3) The total budget. as submitted by the mother, was met by the combined contribution of both parents, before any child or third party contribution. Considering possible transfer of tuition claims to the mother and the subsequent tax refund, given the mother made it clear in her correspondence and submission to the court that her partner had contributed to S.7 expenses, and given that the children and mother both claimed that the children contributed extensively to their own S.7 expenses, it would be interesting to compare the amounts actually contributed.

4) Given the father’s appropriate contributions, given that tuition, fees and residence were provided above and separate from the father’s monthly payments, and coupled with the mother’s expected contribution, there were sufficient funds to the extent that neither child should have run out of money. There were sufficient funds to cover monthly, term, year and unexpected expenses. There were sufficient funds that neither child should graduate with any debt.

In this case, both parties possibly erred by not seeking counsel earlier: The mother, in not seeking confirmation or clarification of the father’s claim that she was not entitled to keep any portion of the academic year payments, and the father, in not sooner approaching the court to clarify and establish correct protocols to ensure that the money he was paying was applied correctly where it directly supported the children. The conflict between the parties, including the children, might not have occurred.

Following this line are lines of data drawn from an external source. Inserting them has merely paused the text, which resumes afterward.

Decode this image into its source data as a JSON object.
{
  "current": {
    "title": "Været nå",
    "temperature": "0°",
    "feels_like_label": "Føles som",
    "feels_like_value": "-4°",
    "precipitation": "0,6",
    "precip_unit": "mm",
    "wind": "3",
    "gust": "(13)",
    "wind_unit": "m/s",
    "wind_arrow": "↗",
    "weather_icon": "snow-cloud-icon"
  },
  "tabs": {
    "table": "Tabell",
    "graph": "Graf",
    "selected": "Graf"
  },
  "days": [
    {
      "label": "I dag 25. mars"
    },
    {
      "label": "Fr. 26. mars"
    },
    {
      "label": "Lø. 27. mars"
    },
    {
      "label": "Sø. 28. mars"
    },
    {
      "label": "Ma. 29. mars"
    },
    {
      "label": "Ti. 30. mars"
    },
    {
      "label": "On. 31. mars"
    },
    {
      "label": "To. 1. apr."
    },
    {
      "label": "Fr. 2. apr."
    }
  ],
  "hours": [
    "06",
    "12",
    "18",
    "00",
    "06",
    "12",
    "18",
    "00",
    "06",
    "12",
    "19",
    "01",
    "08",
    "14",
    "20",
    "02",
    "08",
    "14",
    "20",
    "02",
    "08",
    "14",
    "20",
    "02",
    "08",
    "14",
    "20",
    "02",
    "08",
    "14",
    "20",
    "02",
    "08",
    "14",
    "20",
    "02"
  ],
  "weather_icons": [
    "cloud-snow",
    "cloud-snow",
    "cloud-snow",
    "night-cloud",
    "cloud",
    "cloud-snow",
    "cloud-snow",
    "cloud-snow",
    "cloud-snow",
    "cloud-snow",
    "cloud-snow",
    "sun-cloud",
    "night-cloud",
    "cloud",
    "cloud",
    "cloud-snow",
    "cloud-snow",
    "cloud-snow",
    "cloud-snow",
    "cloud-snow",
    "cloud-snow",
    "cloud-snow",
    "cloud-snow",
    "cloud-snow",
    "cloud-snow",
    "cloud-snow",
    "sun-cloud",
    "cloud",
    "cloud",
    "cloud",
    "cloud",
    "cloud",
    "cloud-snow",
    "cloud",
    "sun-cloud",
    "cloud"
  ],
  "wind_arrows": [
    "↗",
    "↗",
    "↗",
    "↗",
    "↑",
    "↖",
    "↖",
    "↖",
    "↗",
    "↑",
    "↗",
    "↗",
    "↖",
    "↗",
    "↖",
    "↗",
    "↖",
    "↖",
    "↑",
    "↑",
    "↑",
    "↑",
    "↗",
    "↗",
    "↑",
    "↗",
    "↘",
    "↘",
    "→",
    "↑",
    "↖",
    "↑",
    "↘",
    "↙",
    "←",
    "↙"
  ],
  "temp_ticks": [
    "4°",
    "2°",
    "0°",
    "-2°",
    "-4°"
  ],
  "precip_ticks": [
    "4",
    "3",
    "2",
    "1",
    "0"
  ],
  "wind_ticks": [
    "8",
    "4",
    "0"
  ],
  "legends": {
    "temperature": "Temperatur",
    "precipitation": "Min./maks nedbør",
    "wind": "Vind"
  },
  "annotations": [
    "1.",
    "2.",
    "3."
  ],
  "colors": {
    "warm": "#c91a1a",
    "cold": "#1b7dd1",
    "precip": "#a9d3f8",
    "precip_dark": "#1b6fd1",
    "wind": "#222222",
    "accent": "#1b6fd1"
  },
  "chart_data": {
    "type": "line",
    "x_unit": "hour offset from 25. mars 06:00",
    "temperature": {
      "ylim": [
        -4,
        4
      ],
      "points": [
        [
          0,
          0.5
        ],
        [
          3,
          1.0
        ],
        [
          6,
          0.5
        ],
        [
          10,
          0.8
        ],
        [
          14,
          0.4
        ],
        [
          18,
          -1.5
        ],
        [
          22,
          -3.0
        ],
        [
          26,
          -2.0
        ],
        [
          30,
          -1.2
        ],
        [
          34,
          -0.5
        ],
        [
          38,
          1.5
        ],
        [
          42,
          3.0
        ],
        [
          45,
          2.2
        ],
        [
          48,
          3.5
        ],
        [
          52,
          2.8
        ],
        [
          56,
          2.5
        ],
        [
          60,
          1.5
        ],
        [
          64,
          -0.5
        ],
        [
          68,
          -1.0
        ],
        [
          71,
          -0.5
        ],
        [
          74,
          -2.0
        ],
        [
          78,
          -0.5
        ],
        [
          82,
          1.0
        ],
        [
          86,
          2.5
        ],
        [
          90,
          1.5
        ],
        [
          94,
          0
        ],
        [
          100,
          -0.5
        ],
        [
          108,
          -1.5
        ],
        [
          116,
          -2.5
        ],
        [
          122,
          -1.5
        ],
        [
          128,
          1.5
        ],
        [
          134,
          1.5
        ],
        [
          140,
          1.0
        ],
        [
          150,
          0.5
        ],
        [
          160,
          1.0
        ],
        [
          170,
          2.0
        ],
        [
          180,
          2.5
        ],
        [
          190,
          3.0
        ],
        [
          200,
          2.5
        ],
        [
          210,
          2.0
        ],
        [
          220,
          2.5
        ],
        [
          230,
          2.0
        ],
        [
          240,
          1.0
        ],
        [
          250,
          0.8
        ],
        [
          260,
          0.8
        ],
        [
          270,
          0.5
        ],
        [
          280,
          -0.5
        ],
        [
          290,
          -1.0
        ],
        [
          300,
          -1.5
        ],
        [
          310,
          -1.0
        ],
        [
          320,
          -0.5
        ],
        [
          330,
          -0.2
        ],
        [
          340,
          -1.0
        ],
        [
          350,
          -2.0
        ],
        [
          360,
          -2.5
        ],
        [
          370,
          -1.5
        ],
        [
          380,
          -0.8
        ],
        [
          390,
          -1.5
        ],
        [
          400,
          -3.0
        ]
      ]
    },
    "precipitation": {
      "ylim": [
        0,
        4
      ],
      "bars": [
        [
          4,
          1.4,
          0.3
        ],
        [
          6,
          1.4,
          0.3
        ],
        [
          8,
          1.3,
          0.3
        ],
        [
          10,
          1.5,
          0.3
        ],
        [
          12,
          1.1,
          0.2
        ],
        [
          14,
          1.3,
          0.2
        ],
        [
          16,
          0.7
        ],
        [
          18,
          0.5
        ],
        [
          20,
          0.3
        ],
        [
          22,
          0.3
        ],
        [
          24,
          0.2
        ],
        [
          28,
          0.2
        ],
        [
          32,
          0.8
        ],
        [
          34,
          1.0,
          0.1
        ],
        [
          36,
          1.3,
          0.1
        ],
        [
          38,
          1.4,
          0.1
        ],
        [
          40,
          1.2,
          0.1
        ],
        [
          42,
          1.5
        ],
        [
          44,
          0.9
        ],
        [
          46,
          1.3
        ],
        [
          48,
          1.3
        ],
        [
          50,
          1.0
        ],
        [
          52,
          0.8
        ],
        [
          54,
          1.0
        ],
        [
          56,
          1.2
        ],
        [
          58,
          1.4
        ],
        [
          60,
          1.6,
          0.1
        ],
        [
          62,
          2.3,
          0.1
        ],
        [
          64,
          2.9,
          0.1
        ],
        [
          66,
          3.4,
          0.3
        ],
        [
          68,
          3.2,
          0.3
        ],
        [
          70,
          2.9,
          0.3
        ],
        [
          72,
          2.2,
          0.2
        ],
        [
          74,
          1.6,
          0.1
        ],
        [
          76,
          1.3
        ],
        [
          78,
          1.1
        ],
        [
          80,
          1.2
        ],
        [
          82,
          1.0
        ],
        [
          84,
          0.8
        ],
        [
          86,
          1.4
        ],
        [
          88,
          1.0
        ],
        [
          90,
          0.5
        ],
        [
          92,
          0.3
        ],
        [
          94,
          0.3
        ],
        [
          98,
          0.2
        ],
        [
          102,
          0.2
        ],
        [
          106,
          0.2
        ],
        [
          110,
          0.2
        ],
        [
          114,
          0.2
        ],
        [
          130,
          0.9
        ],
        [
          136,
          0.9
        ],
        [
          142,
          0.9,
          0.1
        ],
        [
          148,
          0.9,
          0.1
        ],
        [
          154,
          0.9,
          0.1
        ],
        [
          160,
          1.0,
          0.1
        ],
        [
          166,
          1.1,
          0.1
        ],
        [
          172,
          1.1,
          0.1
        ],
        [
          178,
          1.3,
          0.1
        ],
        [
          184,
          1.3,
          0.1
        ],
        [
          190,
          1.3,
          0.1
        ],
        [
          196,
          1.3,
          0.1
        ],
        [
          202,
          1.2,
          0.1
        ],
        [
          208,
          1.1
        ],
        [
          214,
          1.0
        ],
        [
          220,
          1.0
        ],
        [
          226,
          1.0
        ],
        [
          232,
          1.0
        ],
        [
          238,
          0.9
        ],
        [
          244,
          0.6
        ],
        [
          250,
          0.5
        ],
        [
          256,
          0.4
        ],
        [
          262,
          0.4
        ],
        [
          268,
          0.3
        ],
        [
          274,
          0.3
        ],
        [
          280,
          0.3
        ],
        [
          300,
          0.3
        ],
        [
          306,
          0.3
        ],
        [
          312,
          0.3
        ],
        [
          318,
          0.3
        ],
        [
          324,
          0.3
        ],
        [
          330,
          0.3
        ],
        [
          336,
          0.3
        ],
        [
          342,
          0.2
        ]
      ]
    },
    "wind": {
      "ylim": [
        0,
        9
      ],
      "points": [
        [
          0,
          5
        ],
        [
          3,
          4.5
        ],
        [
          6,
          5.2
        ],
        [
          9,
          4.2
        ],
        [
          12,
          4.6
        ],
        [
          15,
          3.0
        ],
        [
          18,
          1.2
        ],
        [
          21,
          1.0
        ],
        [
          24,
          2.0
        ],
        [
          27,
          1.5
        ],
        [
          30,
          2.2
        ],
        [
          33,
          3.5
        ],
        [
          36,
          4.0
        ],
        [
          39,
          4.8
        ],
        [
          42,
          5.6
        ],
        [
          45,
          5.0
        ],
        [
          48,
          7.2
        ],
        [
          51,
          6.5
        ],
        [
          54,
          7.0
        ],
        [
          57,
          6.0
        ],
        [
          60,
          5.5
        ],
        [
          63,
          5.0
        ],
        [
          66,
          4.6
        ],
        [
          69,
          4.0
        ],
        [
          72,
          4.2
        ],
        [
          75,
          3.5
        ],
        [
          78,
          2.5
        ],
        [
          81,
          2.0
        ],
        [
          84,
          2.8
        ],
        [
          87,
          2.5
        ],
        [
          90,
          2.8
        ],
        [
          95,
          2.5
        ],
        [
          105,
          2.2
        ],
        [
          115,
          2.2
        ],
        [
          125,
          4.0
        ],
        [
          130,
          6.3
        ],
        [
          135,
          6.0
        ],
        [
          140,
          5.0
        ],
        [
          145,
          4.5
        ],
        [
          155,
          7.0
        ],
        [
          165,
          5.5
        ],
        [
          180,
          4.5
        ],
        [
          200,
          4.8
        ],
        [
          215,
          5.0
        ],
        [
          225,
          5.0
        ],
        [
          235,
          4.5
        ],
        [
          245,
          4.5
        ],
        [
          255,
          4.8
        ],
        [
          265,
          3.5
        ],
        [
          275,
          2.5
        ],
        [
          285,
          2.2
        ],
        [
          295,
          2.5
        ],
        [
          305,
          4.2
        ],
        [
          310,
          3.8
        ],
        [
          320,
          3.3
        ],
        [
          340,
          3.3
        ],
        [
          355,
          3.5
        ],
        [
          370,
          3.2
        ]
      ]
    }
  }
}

Link to Justice Robertson’s Citation and Order

http://www.canlii.org/eliisa/highlight.do?text=oczkowski+v.+new&language=en&searchTitle=Ontario&path=/en/on/onsc/doc/2011/2011onsc3932/2011onsc3932.html&searchUrlHash=AAAAAQAQb2N6a293c2tpIHYuIG5ldwAAAAAAAAE

Update, October 2014

In October of 2011, the father received a communication from his daughter questioning why he had made no contribution to her expenses since July 1st of that year. Correspondence showed that the father had made offers to his daughter immediately after litigation to start direct deposits to her account every two weeks, even knowing that it would take the FRO several months to process the end of payments to the mother. The daughter chose to receive her funds through the FRO. After July 1, 2011, as the process slowly wound through the FRO, the father continued to pay the FRO over $1000 a month, which was still being deposited in the mother’s account.

The Justice’s order was very clear. Full payments 0f $1017 during May and June of 2011 (after the son graduated, and was no longer eligible for support) would fully pay the mother’s entitlement for the daughter for the summer of 2011. As of July 1st, the mother was to receive no further funds from the father, and all his subsequent support would be payed directly to his daughter.

Despite this very clear ruling, the correspondence from the daughter indirectly indicated that the mother, for reasons unknown, had failed to forward any of the payments she received after July 1st to the daughter. The mother was not entitled to any funds after, July 1, 2011, yet, despite continuing to receive funds as the FRO processed the court order, at no time, according to the daughter’s correspondence,  forwarded those funds to her daughter consistent with the intent of Justice Robertson’s order.

The correspondence from the daughter also accused the father of somehow thwarting application of the order by not granting “consent”. Consent was not required, so it is unclear on what information the daughter based this accusation.

Interestingly, however, the processing of the ruling was delayed by the technicality that the daughter had not initially been named as an applicant in the litigation, and therefore could not be directly “awarded” any support. Her name needed to be added to the proceedings, so that she could be named recipient of the funds. This did take about 6 months.

Regardless, during that time, the father continued to fully pay his ordered support through the FRO, and provided bridge funding until such time as the revised order was processed by the FRO. Unfortunately, in the early stages, a good portion of the father’s support was not forwarded by the mother to the daughter. The daughter did eventually (or should have) received these funds.

In many ways, this validated the father’s concerns of an historical misapplication of funds.